In Damascene tradition, condolences are accepted separately by the men and the women of the family. In the case of the former, the family of the deceased sit in a row near the door to see all those coming and going, and every time a mourner comes in they stand up and welcome him, shaking his hand and then leading him to sit alongside the rest of the mourners, while the sheikh reads from the Quran. Every time a group of mourners comes, another group leaves. Passing the parents on the way out, they shake their heads exclaiming, "May God compensate you for your loss" to which the family members respond "God thank you for what you have done." They must accept condolences on three consecutive evenings.
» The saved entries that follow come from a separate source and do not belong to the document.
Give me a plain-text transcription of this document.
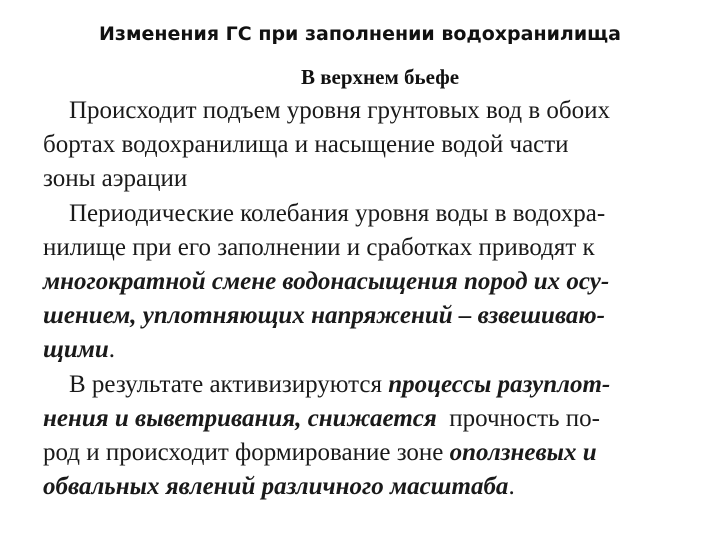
Изменения ГС при заполнении водохранилища
В верхнем бьефе
Происходит подъем уровня грунтовых вод в обоих
бортах водохранилища и насыщение водой части
зоны аэрации
Периодические колебания уровня воды в водохра-
нилище при его заполнении и сработках приводят к
многократной смене водонасыщения пород их осу-
шением, уплотняющих напряжений – взвешиваю-
щими.
В результате активизируются процессы разуплот-
нения и выветривания, снижается  прочность по-
род и происходит формирование зоне оползневых и
обвальных явлений различного масштаба.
As for the women relatives, one of them volunteers to get in touch with the closest of the female relatives, calling them to the deceased person's house to stand in the room in which they accept condolences, the 'asriyya. Thus, all the aunts, parents-in-law, nieces, sisters-in-law, daughters-in-law, and all the closest female relatives come to the house as soon as possible. The older women, of course, are the ones who actually stand in the 'asriyya accepting condolences. This act is one of showing how the deceased person stood with the relatives and the respect they owe him. Sometimes about ten women stand in the 'asriyya and at other times maybe even forty-five women, naturally depending on the deceased person's place in the hearts and minds of his friends and relatives.
Adopted from Siham Tergeman: Daughter of Damascus, English version by Andrea Rugh, Center for Middle Eastern Studies at the University of Texas at Austin, 1994.